The 9/11 terrorist attacks had spurred Parnell to join the Army while he was in college. He volunteered to serve in Afghanistan, leading a platoon as a lieutenant. Their stated job was to help the Afghans rebuild their government, as the Taliban was thought defeated. “That couldn’t have been farther from the truth,” Parnell said.

His elite “Outlaw” platoon engaged in fierce fighting along the Afghanistan-Pakistan border, where al-Qaida sought to capture and behead American soldiers. Most in the platoon, including Parnell, earned Purple Hearts. Parnell was wounded in a 2006 firefight.

‘I can take it’

He retired as an infantry captain, but he wasn’t done fighting. Upon his return, Parnell found he couldn’t share his war experience with those closest to him. Some found his stories depressing. He figured “civilians just don’t get it,” and shut down.

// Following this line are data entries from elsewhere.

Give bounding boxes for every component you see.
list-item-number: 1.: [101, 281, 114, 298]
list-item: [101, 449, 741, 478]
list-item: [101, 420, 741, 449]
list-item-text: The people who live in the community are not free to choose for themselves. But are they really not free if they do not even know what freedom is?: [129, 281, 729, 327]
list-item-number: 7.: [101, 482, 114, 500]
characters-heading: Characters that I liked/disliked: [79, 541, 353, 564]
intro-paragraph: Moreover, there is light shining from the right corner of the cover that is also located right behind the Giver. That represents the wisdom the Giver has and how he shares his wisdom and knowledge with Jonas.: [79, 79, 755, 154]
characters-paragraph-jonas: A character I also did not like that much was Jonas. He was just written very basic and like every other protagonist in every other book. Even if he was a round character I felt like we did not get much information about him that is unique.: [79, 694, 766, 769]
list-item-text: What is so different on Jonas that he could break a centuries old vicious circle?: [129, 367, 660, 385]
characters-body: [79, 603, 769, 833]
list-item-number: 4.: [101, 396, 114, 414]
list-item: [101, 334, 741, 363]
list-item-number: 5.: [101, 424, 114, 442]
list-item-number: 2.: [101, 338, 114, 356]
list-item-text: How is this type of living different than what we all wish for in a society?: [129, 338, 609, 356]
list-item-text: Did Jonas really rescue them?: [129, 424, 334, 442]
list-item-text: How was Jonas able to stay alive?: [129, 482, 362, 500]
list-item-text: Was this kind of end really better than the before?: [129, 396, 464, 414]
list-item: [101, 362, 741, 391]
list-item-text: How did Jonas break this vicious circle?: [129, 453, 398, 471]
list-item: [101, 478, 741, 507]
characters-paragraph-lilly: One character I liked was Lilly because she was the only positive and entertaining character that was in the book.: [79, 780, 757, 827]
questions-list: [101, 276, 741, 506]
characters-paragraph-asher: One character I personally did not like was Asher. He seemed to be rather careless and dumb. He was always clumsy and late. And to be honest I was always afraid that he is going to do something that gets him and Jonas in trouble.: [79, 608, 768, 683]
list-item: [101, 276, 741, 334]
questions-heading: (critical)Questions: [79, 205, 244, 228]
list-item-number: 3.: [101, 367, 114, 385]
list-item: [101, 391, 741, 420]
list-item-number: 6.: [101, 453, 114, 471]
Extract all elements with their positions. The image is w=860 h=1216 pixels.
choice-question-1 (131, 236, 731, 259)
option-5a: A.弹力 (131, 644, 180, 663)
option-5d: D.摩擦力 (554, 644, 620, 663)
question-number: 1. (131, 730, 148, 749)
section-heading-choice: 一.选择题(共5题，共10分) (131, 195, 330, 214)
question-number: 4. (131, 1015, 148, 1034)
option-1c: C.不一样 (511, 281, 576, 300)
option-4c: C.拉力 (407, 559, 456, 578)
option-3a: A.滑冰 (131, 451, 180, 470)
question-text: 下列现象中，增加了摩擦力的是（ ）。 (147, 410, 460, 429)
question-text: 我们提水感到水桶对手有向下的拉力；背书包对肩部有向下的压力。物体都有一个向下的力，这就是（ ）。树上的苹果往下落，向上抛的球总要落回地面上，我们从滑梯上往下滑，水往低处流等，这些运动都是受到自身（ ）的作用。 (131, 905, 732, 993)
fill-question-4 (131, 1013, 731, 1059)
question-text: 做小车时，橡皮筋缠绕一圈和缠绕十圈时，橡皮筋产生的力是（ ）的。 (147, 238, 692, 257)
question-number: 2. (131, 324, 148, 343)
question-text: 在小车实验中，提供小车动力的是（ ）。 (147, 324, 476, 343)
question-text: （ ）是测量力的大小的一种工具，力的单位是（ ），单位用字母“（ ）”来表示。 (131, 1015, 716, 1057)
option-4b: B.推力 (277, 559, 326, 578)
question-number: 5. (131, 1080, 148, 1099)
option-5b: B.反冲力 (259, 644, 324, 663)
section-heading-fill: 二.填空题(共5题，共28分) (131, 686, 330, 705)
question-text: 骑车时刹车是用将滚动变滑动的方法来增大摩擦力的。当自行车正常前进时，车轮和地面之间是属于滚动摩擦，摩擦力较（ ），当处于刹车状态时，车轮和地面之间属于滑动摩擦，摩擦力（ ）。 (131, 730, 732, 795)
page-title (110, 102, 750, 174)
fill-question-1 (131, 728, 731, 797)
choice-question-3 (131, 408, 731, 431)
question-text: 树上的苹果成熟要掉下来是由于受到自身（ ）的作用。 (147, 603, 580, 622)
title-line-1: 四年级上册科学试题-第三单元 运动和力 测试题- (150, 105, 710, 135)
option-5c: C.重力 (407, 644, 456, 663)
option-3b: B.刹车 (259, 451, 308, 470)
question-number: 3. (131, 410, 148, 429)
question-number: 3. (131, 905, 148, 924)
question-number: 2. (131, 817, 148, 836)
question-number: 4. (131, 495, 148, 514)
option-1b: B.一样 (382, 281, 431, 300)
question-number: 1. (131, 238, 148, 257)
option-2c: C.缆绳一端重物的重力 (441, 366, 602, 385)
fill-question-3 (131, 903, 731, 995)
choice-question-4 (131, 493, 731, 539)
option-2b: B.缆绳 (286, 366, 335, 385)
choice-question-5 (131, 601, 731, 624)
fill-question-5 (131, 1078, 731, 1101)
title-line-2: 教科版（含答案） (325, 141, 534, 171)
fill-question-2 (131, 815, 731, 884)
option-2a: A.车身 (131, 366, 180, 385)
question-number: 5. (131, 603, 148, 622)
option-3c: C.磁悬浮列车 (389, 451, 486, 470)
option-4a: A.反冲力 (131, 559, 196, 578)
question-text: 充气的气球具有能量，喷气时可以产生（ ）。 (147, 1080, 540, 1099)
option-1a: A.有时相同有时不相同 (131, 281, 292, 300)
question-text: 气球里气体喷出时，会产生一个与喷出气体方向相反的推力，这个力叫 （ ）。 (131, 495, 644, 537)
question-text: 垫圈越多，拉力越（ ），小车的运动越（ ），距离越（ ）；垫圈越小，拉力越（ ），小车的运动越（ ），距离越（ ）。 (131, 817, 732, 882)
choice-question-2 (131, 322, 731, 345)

Then he started house hunting, and a real estate agent who had veterans in her family encouraged Parnell to share his story with her. And then she said something that changed his life: “I can take it.”

Parnell came to learn that the reason Americans volunteer for military service — their love for, and desire to protect, their loved ones and their country — is the same reason they’re reluctant to share their stories. They don’t want to hurt or sadden or worry the listener.

“Veterans aren’t going to come up to you and offload their traumatic experiences,” Parnell said.

He helped create American Warrior Initiative, working with Fairway agent Louise Thaxton to raise money for veterans and awareness of the challenges they face after coming home. Parnell’s 2012 book “Outlaw Platoon” became a New York Times bestseller.

Parnell and Thaxton have delivered this message to more than 20,000 real estate professionals: You can serve your country by taking an interest and lending an ear when working with veterans. “You’ll bring our veterans closer to the American citizens they fought to protect,” Parnell said.